Markets cannot afford to view politics and political risk through rose-tinted glasses
That the worst-case scenarios – a Le Pen presidency in France, a market crash following Trump’s victory and a sharp, Europe-wide sell-off in the wake of the Brexit vote – have been averted does not mean political risks have dissipated. Far from it
One of the most talked about themes in financial markets this year has been the willingness of international investors to shrug off the plethora of vulnerabilities that threaten to undermine sentiment.
One of these is the likelihood of a political shock in a major developed or emerging economy that could lead to a significant shift in government policy.
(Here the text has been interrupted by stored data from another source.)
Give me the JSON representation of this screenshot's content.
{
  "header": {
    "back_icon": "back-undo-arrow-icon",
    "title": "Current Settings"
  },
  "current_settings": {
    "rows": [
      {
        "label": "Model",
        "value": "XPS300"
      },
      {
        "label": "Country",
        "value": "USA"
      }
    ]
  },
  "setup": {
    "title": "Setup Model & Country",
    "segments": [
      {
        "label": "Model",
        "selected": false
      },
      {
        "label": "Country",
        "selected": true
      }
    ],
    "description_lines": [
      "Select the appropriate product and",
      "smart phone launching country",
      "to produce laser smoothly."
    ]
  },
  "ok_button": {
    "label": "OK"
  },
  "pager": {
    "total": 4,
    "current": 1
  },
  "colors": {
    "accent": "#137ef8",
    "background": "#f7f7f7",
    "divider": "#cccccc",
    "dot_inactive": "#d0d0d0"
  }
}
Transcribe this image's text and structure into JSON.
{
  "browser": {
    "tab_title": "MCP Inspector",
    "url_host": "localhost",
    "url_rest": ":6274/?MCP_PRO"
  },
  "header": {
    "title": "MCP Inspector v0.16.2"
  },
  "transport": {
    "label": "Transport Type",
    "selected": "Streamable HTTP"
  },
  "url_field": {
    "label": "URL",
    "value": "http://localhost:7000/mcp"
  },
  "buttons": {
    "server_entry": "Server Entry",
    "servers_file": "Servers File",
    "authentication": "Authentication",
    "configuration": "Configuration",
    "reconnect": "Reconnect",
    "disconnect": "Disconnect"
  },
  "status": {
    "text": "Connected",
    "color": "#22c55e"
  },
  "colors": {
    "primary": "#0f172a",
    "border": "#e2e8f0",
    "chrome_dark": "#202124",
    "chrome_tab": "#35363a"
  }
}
After last year’s dramatic developments – the unexpected decision by Britain to vote to leave the European Union and the upset victory of Donald Trump in the US presidential election – political risk is being taken more seriously by traders and investors.
Yet while political threats may figure more prominently in the list of concerns of fund managers, there are scant signs that investors are overly concerned – indeed quite the opposite.
Not only do most market participants play down political risk, they increasingly perceive political developments as a reason to remain bullish on the outlook for markets and the global economy.
This is partly due to the better-than-expected outcomes of a number of closely watched elections in both developed and developing economies.
The most recent example of this was the election on Monday of Cyril Ramaphosa as leader of South Africa’s ruling African National Congress.
Ramaphosa, who campaigned on a pledge to stamp out graft and reform South Africa’s ailing economy, narrowly defeated the former wife of the country’s corruption-tainted president, Jacob Zuma, who favoured populist policies.
With Ramaphosa now in poll position to succeed Zuma as president, investors have become more optimistic about South Africa, causing the rand, the country’s currency, to rise 4 per cent versus the dollar on Monday, bringing its gains over the past month to a staggering 11 per cent.
Investors are also optimistic about reforms in several emerging markets. In India, premier Narendra Modi, who won a crucial election in his home state of Gujarat last weekend, has carried out far-reaching economic and banking reforms which, although marred by poor implementation, contributed to last month’s first sovereign credit rating upgrade in 14 years.
Indian equities have surged 33 per cent in dollar terms this year while nearly 90 per cent of the country’s electorate holds a positive view of Modi.
Yet it is in Europe and the United States where investors have been the most inclined to see the political glass as half full.
The pro-European and reform-minded Emmanuel Macron’s victory over the nationalist Marine Le Pen in France’s high-stakes presidential election in May has helped turn around sentiment towards the entire euro zone, convincing investors that Europe has been spared the anti-establishment backlash in Britain and the US.
The euro is up 11 per cent against the dollar since mid-April, buoyed by a surprisingly brisk economic expansion.
In the US, markets have turned a blind eye to the Russia scandal engulfing the Trump administration and have instead focused on the passage of a long-awaited US$1.5 trillion tax-cutting package which, having been approved by the Senate on Wednesday, is expected to be signed by Trump in the coming days. The president has also presided over a collapse in volatility, with the US equity market enjoying its calmest year since the mid-1960s.
Yet just because the worst-case scenarios – a Le Pen presidency in France, a market crash following Trump’s victory and a much sharper and Europe-wide sell-off in the wake of the “Brexit” vote – have been averted does not mean political risks have dissipated. Far from it.
The fact that even the twin shocks of Brexit and the election of a demagogue as US president – two developments which early last year were almost unthinkable and which most investors believed would have sent markets into a tailspin – have failed to dent risk appetite speaks volumes about the current state of markets.
Years of ultra-loose monetary policy, coupled with the desperate search for higher-yielding assets, have significantly increased investors’ tolerance of political risk – so much so that it is doubtful whether any political shock could precipitate a financial crisis.
It would have to be one which was part of a broader economic and banking crisis and, crucially, was perceived by investors to pose a systemic threat to the global economy.
The country which has long ticked all these boxes is Italy, Europe’s third-largest economy, which is holding a crucial parliamentary election in March in which populist parties are expected to perform well.
Still, with the European Central Bank in no rush to end its asset purchases, the betting is that investors will continue to view political developments through rose-tinted glasses.